Even then, Barve has shown why he should be a man to watch out for. Shot in darker tones even for a B&W film, the camerawork by Pankaj Kumar is highly interesting, adding to the film’s mood. Barve has taken up a dark subject – of child molestation - in his very first film, and the way he has plunged head on into it is quite outstanding. I don’t remember the name of the child actor who played Ranka, a street orphan all of ten years old. He makes manjha (well, we all have flown kites sometime or the other, isn’t it?) for a living, and he has to take care of his three-year-old little sister Chimi, who is somewhat mentally challenged. The guy is simply too good, confidently mouthing the street lingo – not of the Hindi cinema kind but the kind one would actually hear from such homeless kids surviving on the streets of big cities – and making the rough-and-tough character enactment seem an easy thing to do.
A mentally-disturbed cop – disturbed because he had been abused by his father as a child – gets friendly with Ranka and takes Chimi on the pretext of buying her some sweets, only to sexually abuse her. Ranka finds her next morning at a construction site, lying half-dead, and the cop goes on to explain to him that such things keep happening, especially if it has to be with people of his kind of background, and it is best to forget about it and move on with life. But Ranka knows he has to protect his sister from monsters like the cop, and he takes his revenge, in the process losing whatever little innocence he has as a child. This more or less is the film’s storyline, but the execution of the subject shows Barve is on firm ground.

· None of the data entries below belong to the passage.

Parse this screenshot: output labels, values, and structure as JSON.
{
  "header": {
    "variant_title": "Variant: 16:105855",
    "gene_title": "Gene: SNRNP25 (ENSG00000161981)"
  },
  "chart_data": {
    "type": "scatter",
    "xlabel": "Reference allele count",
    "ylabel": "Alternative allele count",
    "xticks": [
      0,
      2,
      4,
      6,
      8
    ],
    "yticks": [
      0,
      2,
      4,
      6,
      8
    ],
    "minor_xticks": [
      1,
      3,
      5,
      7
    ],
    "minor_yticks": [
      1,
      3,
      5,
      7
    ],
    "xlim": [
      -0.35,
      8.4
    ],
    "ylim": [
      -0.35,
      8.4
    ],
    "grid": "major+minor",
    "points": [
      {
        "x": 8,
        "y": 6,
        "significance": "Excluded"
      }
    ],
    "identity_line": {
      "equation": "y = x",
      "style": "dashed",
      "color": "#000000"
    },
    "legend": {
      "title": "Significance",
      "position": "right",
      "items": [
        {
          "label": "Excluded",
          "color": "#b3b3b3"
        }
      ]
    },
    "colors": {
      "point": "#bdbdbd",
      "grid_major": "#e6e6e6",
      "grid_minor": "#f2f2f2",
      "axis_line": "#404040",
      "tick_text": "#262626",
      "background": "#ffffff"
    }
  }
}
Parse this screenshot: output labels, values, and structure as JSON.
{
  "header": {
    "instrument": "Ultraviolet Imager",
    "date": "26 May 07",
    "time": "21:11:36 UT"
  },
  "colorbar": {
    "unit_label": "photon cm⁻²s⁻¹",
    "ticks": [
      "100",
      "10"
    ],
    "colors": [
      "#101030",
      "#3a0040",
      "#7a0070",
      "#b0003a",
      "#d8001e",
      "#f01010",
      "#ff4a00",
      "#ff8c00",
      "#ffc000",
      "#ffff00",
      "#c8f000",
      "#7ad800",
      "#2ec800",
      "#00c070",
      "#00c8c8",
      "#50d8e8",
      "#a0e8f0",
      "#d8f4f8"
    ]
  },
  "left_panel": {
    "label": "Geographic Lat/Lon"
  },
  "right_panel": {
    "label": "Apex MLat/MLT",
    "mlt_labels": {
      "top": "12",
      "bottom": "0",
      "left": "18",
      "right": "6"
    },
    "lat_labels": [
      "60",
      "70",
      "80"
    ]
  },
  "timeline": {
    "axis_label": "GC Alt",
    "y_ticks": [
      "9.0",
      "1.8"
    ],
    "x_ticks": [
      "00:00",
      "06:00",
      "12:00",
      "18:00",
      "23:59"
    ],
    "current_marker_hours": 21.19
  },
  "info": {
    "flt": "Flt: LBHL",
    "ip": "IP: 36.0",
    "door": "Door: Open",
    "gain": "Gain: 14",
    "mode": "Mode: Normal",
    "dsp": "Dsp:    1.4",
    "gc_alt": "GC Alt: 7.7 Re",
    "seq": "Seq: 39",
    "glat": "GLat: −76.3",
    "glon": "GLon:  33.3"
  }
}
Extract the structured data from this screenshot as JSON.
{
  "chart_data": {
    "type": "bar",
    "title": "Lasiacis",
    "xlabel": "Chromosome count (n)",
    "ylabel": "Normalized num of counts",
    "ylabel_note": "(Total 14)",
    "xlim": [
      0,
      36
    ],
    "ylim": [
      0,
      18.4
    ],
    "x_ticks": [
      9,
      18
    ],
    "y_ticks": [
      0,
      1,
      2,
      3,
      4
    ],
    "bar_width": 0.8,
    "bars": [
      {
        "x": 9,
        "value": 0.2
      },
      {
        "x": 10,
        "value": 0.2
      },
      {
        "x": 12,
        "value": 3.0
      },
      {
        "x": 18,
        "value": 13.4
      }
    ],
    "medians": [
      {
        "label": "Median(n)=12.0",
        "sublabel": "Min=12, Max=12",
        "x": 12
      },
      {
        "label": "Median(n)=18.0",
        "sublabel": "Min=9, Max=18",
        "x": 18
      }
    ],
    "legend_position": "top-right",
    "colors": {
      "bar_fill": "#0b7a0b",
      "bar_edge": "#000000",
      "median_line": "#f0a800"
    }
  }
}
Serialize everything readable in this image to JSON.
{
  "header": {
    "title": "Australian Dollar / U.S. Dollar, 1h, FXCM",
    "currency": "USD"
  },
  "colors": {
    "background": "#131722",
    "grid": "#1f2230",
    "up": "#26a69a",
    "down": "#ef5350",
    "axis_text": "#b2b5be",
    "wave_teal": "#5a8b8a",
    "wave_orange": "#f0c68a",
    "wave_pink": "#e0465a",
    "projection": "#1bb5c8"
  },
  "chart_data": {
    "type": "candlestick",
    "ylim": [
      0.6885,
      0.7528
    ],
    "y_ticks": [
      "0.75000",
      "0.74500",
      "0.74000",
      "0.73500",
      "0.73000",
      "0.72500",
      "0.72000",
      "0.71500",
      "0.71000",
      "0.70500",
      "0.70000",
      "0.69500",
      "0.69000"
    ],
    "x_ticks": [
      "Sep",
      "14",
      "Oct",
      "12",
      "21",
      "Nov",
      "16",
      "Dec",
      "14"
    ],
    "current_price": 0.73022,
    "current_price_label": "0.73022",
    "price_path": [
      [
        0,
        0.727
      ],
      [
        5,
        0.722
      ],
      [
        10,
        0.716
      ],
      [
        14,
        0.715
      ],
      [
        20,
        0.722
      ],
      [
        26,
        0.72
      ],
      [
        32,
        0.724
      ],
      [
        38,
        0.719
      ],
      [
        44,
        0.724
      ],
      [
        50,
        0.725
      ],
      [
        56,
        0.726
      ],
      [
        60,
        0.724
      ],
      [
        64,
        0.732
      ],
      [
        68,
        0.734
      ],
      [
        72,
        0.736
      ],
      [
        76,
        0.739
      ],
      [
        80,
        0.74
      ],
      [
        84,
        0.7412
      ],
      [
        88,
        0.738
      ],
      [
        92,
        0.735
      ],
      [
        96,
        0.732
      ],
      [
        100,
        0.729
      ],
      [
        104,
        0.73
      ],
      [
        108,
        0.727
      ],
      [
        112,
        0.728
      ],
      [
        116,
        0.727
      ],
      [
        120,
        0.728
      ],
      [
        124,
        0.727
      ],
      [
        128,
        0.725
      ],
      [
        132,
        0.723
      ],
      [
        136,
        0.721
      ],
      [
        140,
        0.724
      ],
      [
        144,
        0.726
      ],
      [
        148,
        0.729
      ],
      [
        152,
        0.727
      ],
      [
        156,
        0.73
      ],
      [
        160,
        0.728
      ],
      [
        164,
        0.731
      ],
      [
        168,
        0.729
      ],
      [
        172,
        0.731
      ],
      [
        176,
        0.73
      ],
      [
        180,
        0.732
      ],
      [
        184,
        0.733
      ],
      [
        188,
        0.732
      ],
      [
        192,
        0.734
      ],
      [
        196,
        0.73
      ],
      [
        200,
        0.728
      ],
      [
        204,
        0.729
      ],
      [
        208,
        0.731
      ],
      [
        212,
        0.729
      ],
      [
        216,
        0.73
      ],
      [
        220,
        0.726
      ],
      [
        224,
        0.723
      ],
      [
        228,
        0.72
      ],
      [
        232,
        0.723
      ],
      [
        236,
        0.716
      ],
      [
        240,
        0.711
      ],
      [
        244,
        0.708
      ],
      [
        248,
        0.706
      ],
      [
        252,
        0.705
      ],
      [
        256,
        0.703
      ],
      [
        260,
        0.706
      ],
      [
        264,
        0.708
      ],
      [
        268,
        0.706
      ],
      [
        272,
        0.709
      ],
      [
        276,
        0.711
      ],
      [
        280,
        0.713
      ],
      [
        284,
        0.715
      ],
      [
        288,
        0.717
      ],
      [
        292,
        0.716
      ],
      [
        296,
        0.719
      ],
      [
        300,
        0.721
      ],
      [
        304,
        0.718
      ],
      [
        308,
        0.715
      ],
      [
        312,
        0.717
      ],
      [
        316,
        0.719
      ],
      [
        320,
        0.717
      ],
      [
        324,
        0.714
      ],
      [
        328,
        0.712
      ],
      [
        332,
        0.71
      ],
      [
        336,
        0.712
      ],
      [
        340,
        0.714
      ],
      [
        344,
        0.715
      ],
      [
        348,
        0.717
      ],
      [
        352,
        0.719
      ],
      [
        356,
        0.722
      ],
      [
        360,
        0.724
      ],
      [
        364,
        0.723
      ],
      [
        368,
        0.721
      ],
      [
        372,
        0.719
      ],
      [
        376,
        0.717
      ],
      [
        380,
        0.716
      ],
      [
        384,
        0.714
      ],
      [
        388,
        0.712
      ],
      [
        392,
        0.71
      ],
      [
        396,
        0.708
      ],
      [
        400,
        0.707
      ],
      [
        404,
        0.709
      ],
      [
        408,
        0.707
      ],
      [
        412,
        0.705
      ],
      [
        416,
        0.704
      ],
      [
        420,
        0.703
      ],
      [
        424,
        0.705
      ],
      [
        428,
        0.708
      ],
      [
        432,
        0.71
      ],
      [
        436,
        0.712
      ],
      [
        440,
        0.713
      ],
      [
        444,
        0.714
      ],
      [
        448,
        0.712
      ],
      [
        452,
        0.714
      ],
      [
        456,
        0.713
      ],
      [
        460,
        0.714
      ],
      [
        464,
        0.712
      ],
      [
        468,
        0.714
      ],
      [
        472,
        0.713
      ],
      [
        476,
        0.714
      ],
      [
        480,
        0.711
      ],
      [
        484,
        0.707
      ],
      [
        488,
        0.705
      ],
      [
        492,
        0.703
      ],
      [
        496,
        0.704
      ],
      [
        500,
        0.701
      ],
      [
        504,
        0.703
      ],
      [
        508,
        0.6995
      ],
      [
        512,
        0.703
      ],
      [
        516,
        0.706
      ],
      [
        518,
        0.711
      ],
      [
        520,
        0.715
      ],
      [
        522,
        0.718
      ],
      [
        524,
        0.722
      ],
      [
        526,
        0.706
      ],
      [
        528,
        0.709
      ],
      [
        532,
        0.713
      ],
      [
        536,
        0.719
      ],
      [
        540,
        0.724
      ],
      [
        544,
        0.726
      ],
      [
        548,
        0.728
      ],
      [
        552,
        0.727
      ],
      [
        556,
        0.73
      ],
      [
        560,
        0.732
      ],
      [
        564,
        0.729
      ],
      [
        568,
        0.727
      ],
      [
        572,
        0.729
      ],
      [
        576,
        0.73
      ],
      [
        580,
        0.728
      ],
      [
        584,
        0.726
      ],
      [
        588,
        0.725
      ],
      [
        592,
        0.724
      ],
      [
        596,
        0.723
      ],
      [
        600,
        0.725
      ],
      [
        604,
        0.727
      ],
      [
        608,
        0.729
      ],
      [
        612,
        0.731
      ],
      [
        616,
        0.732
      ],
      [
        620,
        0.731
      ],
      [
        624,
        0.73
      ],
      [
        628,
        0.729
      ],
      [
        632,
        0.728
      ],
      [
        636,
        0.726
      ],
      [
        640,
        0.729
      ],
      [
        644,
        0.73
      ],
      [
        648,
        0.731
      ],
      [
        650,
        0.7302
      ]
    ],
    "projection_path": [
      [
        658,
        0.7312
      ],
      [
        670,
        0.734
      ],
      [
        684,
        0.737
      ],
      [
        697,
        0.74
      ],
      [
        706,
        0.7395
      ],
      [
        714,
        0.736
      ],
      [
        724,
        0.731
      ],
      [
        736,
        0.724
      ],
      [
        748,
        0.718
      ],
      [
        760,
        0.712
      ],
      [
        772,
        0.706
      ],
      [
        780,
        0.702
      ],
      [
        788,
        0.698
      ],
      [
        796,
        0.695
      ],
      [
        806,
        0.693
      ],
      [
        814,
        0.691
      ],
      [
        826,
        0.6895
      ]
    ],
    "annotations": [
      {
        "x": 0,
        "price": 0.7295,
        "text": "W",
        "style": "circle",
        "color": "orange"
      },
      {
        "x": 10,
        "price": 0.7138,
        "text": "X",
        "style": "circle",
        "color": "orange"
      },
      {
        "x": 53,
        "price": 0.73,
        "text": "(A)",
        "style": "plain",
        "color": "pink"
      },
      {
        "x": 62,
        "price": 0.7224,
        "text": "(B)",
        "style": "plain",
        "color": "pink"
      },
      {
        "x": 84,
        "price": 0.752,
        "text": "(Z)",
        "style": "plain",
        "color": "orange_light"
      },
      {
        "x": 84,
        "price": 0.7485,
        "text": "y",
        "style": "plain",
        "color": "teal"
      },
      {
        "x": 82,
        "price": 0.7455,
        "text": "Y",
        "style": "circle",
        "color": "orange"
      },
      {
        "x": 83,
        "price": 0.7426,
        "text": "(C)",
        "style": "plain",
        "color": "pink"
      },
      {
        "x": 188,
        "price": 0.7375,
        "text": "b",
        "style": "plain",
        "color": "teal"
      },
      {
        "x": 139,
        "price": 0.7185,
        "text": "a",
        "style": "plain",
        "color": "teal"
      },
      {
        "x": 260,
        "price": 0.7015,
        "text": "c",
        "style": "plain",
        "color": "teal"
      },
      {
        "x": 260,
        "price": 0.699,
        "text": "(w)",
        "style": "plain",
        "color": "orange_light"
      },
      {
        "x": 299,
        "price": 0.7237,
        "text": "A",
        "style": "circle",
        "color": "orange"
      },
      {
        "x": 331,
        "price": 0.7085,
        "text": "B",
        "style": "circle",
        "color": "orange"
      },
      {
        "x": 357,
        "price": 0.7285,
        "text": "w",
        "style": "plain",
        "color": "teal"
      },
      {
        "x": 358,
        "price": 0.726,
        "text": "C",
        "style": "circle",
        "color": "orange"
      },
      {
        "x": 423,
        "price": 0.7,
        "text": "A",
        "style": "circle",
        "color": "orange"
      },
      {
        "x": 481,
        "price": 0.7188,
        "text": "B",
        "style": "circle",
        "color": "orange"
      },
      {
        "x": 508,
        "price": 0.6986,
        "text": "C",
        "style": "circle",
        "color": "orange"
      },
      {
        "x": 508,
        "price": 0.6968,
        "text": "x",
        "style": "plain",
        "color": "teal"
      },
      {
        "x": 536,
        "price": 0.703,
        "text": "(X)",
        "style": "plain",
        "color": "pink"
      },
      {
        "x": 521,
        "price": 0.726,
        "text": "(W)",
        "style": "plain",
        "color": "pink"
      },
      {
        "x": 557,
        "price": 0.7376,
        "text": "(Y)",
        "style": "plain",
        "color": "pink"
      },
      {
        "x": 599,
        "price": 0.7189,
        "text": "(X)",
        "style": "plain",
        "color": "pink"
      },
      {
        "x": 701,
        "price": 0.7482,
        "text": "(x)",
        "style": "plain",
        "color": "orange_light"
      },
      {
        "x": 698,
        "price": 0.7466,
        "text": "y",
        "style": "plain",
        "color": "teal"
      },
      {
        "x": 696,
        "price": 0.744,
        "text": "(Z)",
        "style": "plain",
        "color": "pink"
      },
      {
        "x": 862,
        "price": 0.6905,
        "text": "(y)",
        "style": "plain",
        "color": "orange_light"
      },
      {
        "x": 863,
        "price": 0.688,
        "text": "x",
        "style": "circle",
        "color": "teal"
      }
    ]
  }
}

The film, made in SP Beta, is too dark for comfort sometimes, but he has not let the mood slip even for once, and that is where he has succeeded as a director. How many times do we see a film with a dark mood suddenly losing its way thanks to our propensity to squeeze in that so-called audience-pampering item number. Yes, it is easy not to waver in the short fiction format, and I don’t know if Barve would be able to show this uncompromising streak when he makes his first and subsequent feature films, but I hope he does. I would wait for this guy to come up with his next work. It’s a pity that we cannot get to watch this kind of short films in our theatres, and have to depend on festivals to access them. Catch this film if you get a chance.